Publié le 17/09/2020 | par Jean-Baptiste Hervé

Depuis les 20 dernières années, il met en valeur les atouts du storytelling auprès des entrepreneurs. Il développe des séries télé, il donne des conférences et offre ses services de coaching. Entretien avec l’hyperactif André Hamilton.

André Hamilton storytelling
Illustration : Adobe Stock

Pour vous, qu’est-ce qu’une bonne histoire ?

André Hamilton : « Le storytelling, c’est l’art de raconter des histoires, mais c’est surtout l’art de bien raconter une histoire. Le mot « raconter » sous-entend que l’histoire est bien structurée. On revient toujours à la structure classique qui date de l’époque d’Aristote. C’est très simple : une bonne histoire a besoin d’un héros avec un objectif, à qui il arrive un événement imprévu devant lequel il devra agir. Entretemps, le héros se transforme, apprend des choses et il y a un résultat à la fin. La structure en trois actes que l’on connaît est hyper importante : introduction, milieu, fin. Si ces trois éléments sont absents, il n’y aura pas d’adhésion à l’histoire. On réagit ainsi, car nous nous faisons raconter les mêmes histoires avec la même structure depuis notre tendre enfance. Si une histoire n’est qu’un long fleuve tranquille, c’est monotone et ça nous endort. »

Est-ce que toutes les histoires ont un potentiel ?

A. H. : « Oui, mais il faut d’abord se poser quelques questions. Est-ce que mon message est clair ? Est-ce que j’ai un seul message ? Est-ce que cette histoire est adaptée à mon public ? Est-ce intéressant et est-ce la bonne façon d’amener mon sujet ? Ce sont tous des éléments d’un storytelling efficace. »

Comment travaillez-vous avec vos clients ?

A. H. : « Avec Marie-Josée Richer, de la marque de collations biologiques Prana, par exemple, j’ai surtout travaillé à une mise en scène de son histoire de vie dans le cadre de ses conférences. Marie-Josée a une belle histoire faite de voyages et de restauration. Comment la raconter habilement ?

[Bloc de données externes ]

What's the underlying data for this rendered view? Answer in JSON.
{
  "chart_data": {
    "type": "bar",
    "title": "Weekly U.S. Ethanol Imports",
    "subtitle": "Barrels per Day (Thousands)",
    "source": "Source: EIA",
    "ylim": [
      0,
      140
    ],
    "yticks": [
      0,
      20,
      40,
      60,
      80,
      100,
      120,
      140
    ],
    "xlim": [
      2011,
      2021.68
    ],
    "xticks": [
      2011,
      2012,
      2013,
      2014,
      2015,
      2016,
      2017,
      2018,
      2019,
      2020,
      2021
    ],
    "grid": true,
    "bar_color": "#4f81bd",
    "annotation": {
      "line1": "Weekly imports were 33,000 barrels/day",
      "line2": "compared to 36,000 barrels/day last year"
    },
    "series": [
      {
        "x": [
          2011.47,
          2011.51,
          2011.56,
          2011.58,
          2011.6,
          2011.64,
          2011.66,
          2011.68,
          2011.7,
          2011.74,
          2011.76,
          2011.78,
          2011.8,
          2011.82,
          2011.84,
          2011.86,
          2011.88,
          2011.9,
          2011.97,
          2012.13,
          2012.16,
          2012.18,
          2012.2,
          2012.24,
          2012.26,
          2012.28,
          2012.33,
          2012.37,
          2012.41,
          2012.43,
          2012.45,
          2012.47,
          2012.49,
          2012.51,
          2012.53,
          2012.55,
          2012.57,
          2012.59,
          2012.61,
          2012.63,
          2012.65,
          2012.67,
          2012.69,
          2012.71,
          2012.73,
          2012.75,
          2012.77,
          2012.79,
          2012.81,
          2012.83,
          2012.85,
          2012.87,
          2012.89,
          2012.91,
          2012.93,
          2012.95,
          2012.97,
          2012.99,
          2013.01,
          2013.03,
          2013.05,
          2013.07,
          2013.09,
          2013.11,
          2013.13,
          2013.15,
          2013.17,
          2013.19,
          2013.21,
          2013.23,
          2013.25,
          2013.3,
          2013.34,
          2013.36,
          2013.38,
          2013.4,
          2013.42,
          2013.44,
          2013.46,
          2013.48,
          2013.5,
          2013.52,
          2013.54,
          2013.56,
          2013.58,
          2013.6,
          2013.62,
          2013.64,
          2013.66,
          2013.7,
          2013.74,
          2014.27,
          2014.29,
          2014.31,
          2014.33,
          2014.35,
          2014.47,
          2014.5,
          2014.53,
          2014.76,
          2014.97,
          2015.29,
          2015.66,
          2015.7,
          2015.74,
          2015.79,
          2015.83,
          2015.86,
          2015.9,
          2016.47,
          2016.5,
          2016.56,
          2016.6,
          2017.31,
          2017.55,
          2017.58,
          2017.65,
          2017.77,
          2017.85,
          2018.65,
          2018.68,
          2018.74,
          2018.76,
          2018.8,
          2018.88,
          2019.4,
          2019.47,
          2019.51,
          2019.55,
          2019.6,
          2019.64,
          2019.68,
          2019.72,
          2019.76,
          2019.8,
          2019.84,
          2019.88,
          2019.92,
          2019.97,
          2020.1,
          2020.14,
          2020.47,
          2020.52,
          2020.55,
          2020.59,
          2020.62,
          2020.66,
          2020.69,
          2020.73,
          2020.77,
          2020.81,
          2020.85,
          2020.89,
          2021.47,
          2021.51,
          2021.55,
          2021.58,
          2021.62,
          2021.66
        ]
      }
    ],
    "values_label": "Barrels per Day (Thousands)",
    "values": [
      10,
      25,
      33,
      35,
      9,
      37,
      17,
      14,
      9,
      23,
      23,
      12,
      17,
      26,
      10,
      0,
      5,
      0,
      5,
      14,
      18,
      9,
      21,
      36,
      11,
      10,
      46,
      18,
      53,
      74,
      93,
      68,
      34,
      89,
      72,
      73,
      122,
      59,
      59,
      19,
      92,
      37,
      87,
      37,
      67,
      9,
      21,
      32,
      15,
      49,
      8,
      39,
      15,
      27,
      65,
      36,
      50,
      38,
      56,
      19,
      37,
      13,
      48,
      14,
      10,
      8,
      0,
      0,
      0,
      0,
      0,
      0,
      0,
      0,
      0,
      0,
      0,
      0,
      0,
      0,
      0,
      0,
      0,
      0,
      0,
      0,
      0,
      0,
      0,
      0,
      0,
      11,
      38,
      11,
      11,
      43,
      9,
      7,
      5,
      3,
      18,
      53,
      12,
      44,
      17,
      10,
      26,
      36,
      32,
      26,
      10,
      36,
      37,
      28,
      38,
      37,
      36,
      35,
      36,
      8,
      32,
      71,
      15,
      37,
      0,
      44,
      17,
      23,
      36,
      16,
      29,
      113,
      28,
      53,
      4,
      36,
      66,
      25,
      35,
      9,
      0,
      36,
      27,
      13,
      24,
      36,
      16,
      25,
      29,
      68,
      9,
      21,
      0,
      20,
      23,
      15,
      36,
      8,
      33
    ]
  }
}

On peut se demander où tout a commencé et quels ont été les moments marquants. Ce peut être une action ou une décision qui a été prise… ou pas. Il y a une suite logique dans cet enchevêtrement d’événements. Mais d’abord et avant tout, la base du storytelling, c’est l’authenticité. On ne crée rien, on n’embellit rien, on doit se tenir loin du pitch politique. On est dans la vérité.

« Une bonne histoire demande 65 % d’émotions et 35 % de faits. Et une bonne histoire doit être racontée au présent. »

-André Hamilton

Vous accordez beaucoup d’importance à la structure des contes. En quoi cette forme peut-elle être garante d’un bon travail de création de contenu ?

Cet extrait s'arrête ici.